On 2022/8/31 3:08, Mark Brown wrote:
On Fri, Aug 26, 2022 at 02:43:37PM +0000, Wei Yongjun wrote:
This series Introduce a BPF based SPI mockup controller, which can be
used for testing SPI drivers without real device.
The testsuite for SPI drivers will be post in other series, with also
support for I2C and PCI bus device drivers.
I replied to some of the individual patches here with some more
detailed issues but I do have some big picture reservations with
this approach as well. One big one is that this seems like it's
only going to be able to handle emulation of devices that are
purely synchronous - I don't see any sensible direction here for
extending to devices that need an interrupt line as well. That
seems like a major limitation. It's fine not to immediately
We can use gpio-sim as the interrupt controller which always exists
with some tiny fix, I had posted them and can be found from link:
https://www.spinics.net/lists/linux-gpio/msg74949.html
implement everything but it should be fairly clear how that would
be done when someone needs it and some of the BPF design goals I
understood seem to conflict with that.
I'm also not clear what the BPF environment is like when it comes
to extensible frameworks, as soon as you start thinking about the
problem space there are some obvious extensions with things like
more detailed register map descriptions and validating that the
operations that the driver is doing to the device are actually in
spec for the device or trying to stimulate race conditions or
error paths in the driver.
The bpftool in kernel still need some works, I am still working on
fix comments from maintainers, which can be found at:
https://lore.kernel.org/bpf/b942bf8f-204b-6bf1-7847-ec5f11c50ca0@xxxxxxxxxxxxx/
There's also the issue with getting the BPF userspace tooling
that I mentioned in reply to one of the individual patches.

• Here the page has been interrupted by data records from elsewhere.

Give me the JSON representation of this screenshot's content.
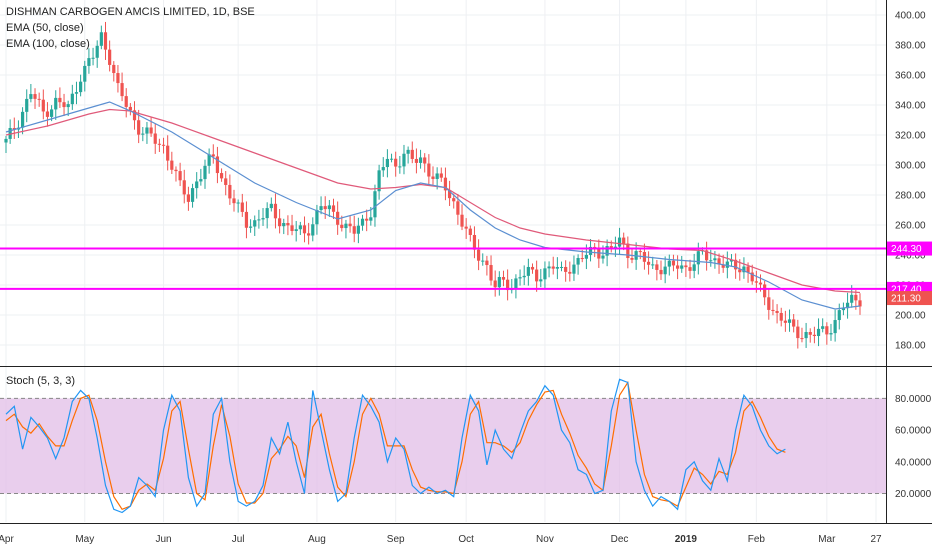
{
  "header": {
    "title": "DISHMAN CARBOGEN AMCIS LIMITED, 1D, BSE",
    "ema50_label": "EMA (50, close)",
    "ema100_label": "EMA (100, close)",
    "stoch_label": "Stoch (5, 3, 3)"
  },
  "colors": {
    "up": "#26a69a",
    "down": "#ef5350",
    "ema50": "#5b8fd1",
    "ema100": "#e05a7a",
    "hline": "#ff00ff",
    "stoch_k": "#2196f3",
    "stoch_d": "#ff6d00",
    "stoch_band": "#e1bee7",
    "price_tag": "#ef5350"
  },
  "chart_data": [
    {
      "type": "candlestick",
      "title": "DISHMAN CARBOGEN AMCIS LIMITED, 1D, BSE",
      "x_ticks": [
        "Apr",
        "May",
        "Jun",
        "Jul",
        "Aug",
        "Sep",
        "Oct",
        "Nov",
        "Dec",
        "2019",
        "Feb",
        "Mar",
        "27"
      ],
      "y_ticks": [
        "400.00",
        "380.00",
        "360.00",
        "340.00",
        "320.00",
        "300.00",
        "280.00",
        "260.00",
        "240.00",
        "220.00",
        "200.00",
        "180.00"
      ],
      "ylim": [
        166,
        406
      ],
      "close_path": [
        [
          0,
          315
        ],
        [
          3,
          330
        ],
        [
          6,
          348
        ],
        [
          9,
          335
        ],
        [
          12,
          342
        ],
        [
          15,
          338
        ],
        [
          18,
          360
        ],
        [
          21,
          372
        ],
        [
          23,
          386
        ],
        [
          25,
          372
        ],
        [
          27,
          350
        ],
        [
          29,
          340
        ],
        [
          32,
          325
        ],
        [
          35,
          318
        ],
        [
          38,
          312
        ],
        [
          40,
          300
        ],
        [
          42,
          285
        ],
        [
          44,
          278
        ],
        [
          46,
          290
        ],
        [
          48,
          298
        ],
        [
          50,
          305
        ],
        [
          52,
          292
        ],
        [
          54,
          280
        ],
        [
          56,
          270
        ],
        [
          58,
          262
        ],
        [
          60,
          262
        ],
        [
          62,
          266
        ],
        [
          64,
          270
        ],
        [
          66,
          264
        ],
        [
          68,
          258
        ],
        [
          70,
          256
        ],
        [
          72,
          255
        ],
        [
          74,
          262
        ],
        [
          76,
          272
        ],
        [
          78,
          270
        ],
        [
          80,
          265
        ],
        [
          82,
          258
        ],
        [
          84,
          255
        ],
        [
          86,
          262
        ],
        [
          88,
          270
        ],
        [
          90,
          292
        ],
        [
          92,
          305
        ],
        [
          94,
          300
        ],
        [
          96,
          308
        ],
        [
          98,
          302
        ],
        [
          100,
          305
        ],
        [
          102,
          296
        ],
        [
          104,
          290
        ],
        [
          106,
          285
        ],
        [
          108,
          275
        ],
        [
          110,
          262
        ],
        [
          112,
          248
        ],
        [
          114,
          240
        ],
        [
          116,
          233
        ],
        [
          118,
          218
        ],
        [
          120,
          222
        ],
        [
          122,
          220
        ],
        [
          124,
          226
        ],
        [
          126,
          228
        ],
        [
          128,
          226
        ],
        [
          130,
          230
        ],
        [
          132,
          232
        ],
        [
          134,
          228
        ],
        [
          136,
          233
        ],
        [
          138,
          235
        ],
        [
          140,
          240
        ],
        [
          142,
          244
        ],
        [
          144,
          242
        ],
        [
          146,
          243
        ],
        [
          148,
          250
        ],
        [
          150,
          242
        ],
        [
          152,
          240
        ],
        [
          154,
          236
        ],
        [
          156,
          232
        ],
        [
          158,
          232
        ],
        [
          160,
          231
        ],
        [
          162,
          233
        ],
        [
          164,
          232
        ],
        [
          166,
          235
        ],
        [
          168,
          240
        ],
        [
          170,
          238
        ],
        [
          172,
          236
        ],
        [
          174,
          232
        ],
        [
          176,
          232
        ],
        [
          178,
          232
        ],
        [
          180,
          225
        ],
        [
          182,
          215
        ],
        [
          184,
          208
        ],
        [
          186,
          200
        ],
        [
          188,
          195
        ],
        [
          190,
          190
        ],
        [
          192,
          188
        ],
        [
          194,
          186
        ],
        [
          196,
          188
        ],
        [
          198,
          190
        ],
        [
          200,
          196
        ],
        [
          202,
          205
        ],
        [
          204,
          210
        ],
        [
          206,
          211.3
        ]
      ],
      "ema50_path": [
        [
          0,
          322
        ],
        [
          10,
          330
        ],
        [
          20,
          338
        ],
        [
          25,
          342
        ],
        [
          30,
          336
        ],
        [
          40,
          322
        ],
        [
          50,
          305
        ],
        [
          60,
          288
        ],
        [
          70,
          275
        ],
        [
          80,
          264
        ],
        [
          88,
          270
        ],
        [
          94,
          283
        ],
        [
          100,
          288
        ],
        [
          106,
          285
        ],
        [
          112,
          270
        ],
        [
          118,
          258
        ],
        [
          124,
          250
        ],
        [
          130,
          245
        ],
        [
          140,
          242
        ],
        [
          150,
          240
        ],
        [
          160,
          237
        ],
        [
          170,
          235
        ],
        [
          176,
          232
        ],
        [
          184,
          222
        ],
        [
          192,
          210
        ],
        [
          200,
          204
        ],
        [
          206,
          206
        ]
      ],
      "ema100_path": [
        [
          0,
          320
        ],
        [
          10,
          326
        ],
        [
          20,
          334
        ],
        [
          25,
          337
        ],
        [
          30,
          336
        ],
        [
          40,
          328
        ],
        [
          50,
          318
        ],
        [
          60,
          308
        ],
        [
          70,
          298
        ],
        [
          80,
          288
        ],
        [
          88,
          284
        ],
        [
          94,
          285
        ],
        [
          100,
          287
        ],
        [
          106,
          285
        ],
        [
          112,
          275
        ],
        [
          118,
          265
        ],
        [
          124,
          258
        ],
        [
          130,
          254
        ],
        [
          140,
          250
        ],
        [
          150,
          247
        ],
        [
          160,
          244
        ],
        [
          168,
          243
        ],
        [
          176,
          236
        ],
        [
          184,
          228
        ],
        [
          192,
          220
        ],
        [
          200,
          216
        ],
        [
          206,
          215
        ]
      ],
      "horizontal_lines": [
        244.3,
        217.4
      ],
      "price_tags": [
        {
          "label": "244.30",
          "value": 244.3
        },
        {
          "label": "217.40",
          "value": 217.4
        },
        {
          "label": "211.30",
          "value": 211.3
        }
      ]
    },
    {
      "type": "line",
      "title": "Stoch (5, 3, 3)",
      "y_ticks": [
        "80.0000",
        "60.0000",
        "40.0000",
        "20.0000"
      ],
      "ylim": [
        2,
        96
      ],
      "band": [
        20,
        80
      ],
      "k_path": [
        [
          0,
          70
        ],
        [
          2,
          75
        ],
        [
          4,
          48
        ],
        [
          6,
          68
        ],
        [
          8,
          62
        ],
        [
          10,
          55
        ],
        [
          12,
          42
        ],
        [
          14,
          55
        ],
        [
          16,
          78
        ],
        [
          18,
          85
        ],
        [
          20,
          80
        ],
        [
          22,
          55
        ],
        [
          24,
          25
        ],
        [
          26,
          10
        ],
        [
          28,
          8
        ],
        [
          30,
          12
        ],
        [
          32,
          30
        ],
        [
          34,
          25
        ],
        [
          36,
          18
        ],
        [
          38,
          60
        ],
        [
          40,
          82
        ],
        [
          42,
          72
        ],
        [
          44,
          30
        ],
        [
          46,
          12
        ],
        [
          48,
          20
        ],
        [
          50,
          70
        ],
        [
          52,
          80
        ],
        [
          54,
          40
        ],
        [
          56,
          15
        ],
        [
          58,
          12
        ],
        [
          60,
          15
        ],
        [
          62,
          25
        ],
        [
          64,
          55
        ],
        [
          66,
          45
        ],
        [
          68,
          65
        ],
        [
          70,
          40
        ],
        [
          72,
          20
        ],
        [
          74,
          85
        ],
        [
          76,
          60
        ],
        [
          78,
          35
        ],
        [
          80,
          15
        ],
        [
          82,
          20
        ],
        [
          84,
          55
        ],
        [
          86,
          82
        ],
        [
          88,
          75
        ],
        [
          90,
          65
        ],
        [
          92,
          40
        ],
        [
          94,
          55
        ],
        [
          96,
          48
        ],
        [
          98,
          25
        ],
        [
          100,
          20
        ],
        [
          102,
          24
        ],
        [
          104,
          20
        ],
        [
          106,
          22
        ],
        [
          108,
          18
        ],
        [
          110,
          55
        ],
        [
          112,
          82
        ],
        [
          114,
          72
        ],
        [
          116,
          38
        ],
        [
          118,
          60
        ],
        [
          120,
          48
        ],
        [
          122,
          42
        ],
        [
          124,
          58
        ],
        [
          126,
          72
        ],
        [
          128,
          78
        ],
        [
          130,
          88
        ],
        [
          132,
          82
        ],
        [
          134,
          60
        ],
        [
          136,
          52
        ],
        [
          138,
          35
        ],
        [
          140,
          32
        ],
        [
          142,
          20
        ],
        [
          144,
          22
        ],
        [
          146,
          72
        ],
        [
          148,
          92
        ],
        [
          150,
          90
        ],
        [
          152,
          40
        ],
        [
          154,
          22
        ],
        [
          156,
          12
        ],
        [
          158,
          18
        ],
        [
          160,
          15
        ],
        [
          162,
          10
        ],
        [
          164,
          35
        ],
        [
          166,
          40
        ],
        [
          168,
          28
        ],
        [
          170,
          22
        ],
        [
          172,
          42
        ],
        [
          174,
          28
        ],
        [
          176,
          60
        ],
        [
          178,
          82
        ],
        [
          180,
          75
        ],
        [
          182,
          60
        ],
        [
          184,
          50
        ],
        [
          186,
          45
        ],
        [
          188,
          48
        ]
      ],
      "d_path": [
        [
          0,
          66
        ],
        [
          2,
          70
        ],
        [
          4,
          62
        ],
        [
          6,
          58
        ],
        [
          8,
          64
        ],
        [
          10,
          56
        ],
        [
          12,
          50
        ],
        [
          14,
          50
        ],
        [
          16,
          66
        ],
        [
          18,
          80
        ],
        [
          20,
          82
        ],
        [
          22,
          66
        ],
        [
          24,
          40
        ],
        [
          26,
          18
        ],
        [
          28,
          10
        ],
        [
          30,
          12
        ],
        [
          32,
          22
        ],
        [
          34,
          26
        ],
        [
          36,
          22
        ],
        [
          38,
          42
        ],
        [
          40,
          72
        ],
        [
          42,
          78
        ],
        [
          44,
          48
        ],
        [
          46,
          20
        ],
        [
          48,
          16
        ],
        [
          50,
          50
        ],
        [
          52,
          76
        ],
        [
          54,
          56
        ],
        [
          56,
          26
        ],
        [
          58,
          14
        ],
        [
          60,
          14
        ],
        [
          62,
          20
        ],
        [
          64,
          42
        ],
        [
          66,
          48
        ],
        [
          68,
          56
        ],
        [
          70,
          50
        ],
        [
          72,
          30
        ],
        [
          74,
          62
        ],
        [
          76,
          70
        ],
        [
          78,
          45
        ],
        [
          80,
          24
        ],
        [
          82,
          18
        ],
        [
          84,
          40
        ],
        [
          86,
          70
        ],
        [
          88,
          80
        ],
        [
          90,
          70
        ],
        [
          92,
          50
        ],
        [
          94,
          50
        ],
        [
          96,
          50
        ],
        [
          98,
          35
        ],
        [
          100,
          24
        ],
        [
          102,
          22
        ],
        [
          104,
          21
        ],
        [
          106,
          21
        ],
        [
          108,
          20
        ],
        [
          110,
          40
        ],
        [
          112,
          70
        ],
        [
          114,
          78
        ],
        [
          116,
          52
        ],
        [
          118,
          52
        ],
        [
          120,
          50
        ],
        [
          122,
          46
        ],
        [
          124,
          52
        ],
        [
          126,
          66
        ],
        [
          128,
          76
        ],
        [
          130,
          84
        ],
        [
          132,
          85
        ],
        [
          134,
          70
        ],
        [
          136,
          58
        ],
        [
          138,
          44
        ],
        [
          140,
          36
        ],
        [
          142,
          26
        ],
        [
          144,
          22
        ],
        [
          146,
          50
        ],
        [
          148,
          82
        ],
        [
          150,
          90
        ],
        [
          152,
          60
        ],
        [
          154,
          32
        ],
        [
          156,
          18
        ],
        [
          158,
          16
        ],
        [
          160,
          15
        ],
        [
          162,
          12
        ],
        [
          164,
          24
        ],
        [
          166,
          36
        ],
        [
          168,
          32
        ],
        [
          170,
          26
        ],
        [
          172,
          34
        ],
        [
          174,
          32
        ],
        [
          176,
          46
        ],
        [
          178,
          72
        ],
        [
          180,
          78
        ],
        [
          182,
          68
        ],
        [
          184,
          56
        ],
        [
          186,
          48
        ],
        [
          188,
          46
        ]
      ]
    }
  ]
}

Basically while this does look very simple from a kernel point of
view I worry that BPF might not be the right tool for the job and
could be a bit of a blind alley, with people rapidly running into
issues trying to do anything non-trivial.
Base on BPF's map, we can using wrap for read/write registers as
the device's requirement. And it is possible to control each register
and runtime.
For example, simple write data to MTD device, and check whether
the data is write to registers:
def test_write_data(self):
with self.device() as dev:
self.device_write_bytes(dev, [1, 2, 3, 4]) <- write to /dev/mtd
data = self.read_regs(0x00, 4)
self.assertEqual(data, [1, 2, 3, 4])
I am working on a light weight framework which just 400 loc's python
code, and can do similar tests to roadtest.
Once I finished the bpftool, I will post a proposal.
There was a series in the past year or so from someone
implementing a similarish idea but rather than using BPF they
provided a framework for writing device emulations in qemu with
a simplified Python framework. That seemed like a more obvious
direction here. They were initially focusing on I2C but it's a
similar space. Unfortunately I'm drawing a blank on who was
working on it or the name of the framework so I can't give a
useful reference here. Their direction was towards having
something that could also be used to validate what the driver was
doing to the device from the device's perspective. I do know it
was written up on LWN. Hopefully someone else will remember what
I'm talking about from this vauge description.
I saw your other mail, and know you mean roatest, which is based on
virtio as the backend.
The bpf backend can be easily integrate to roadtest.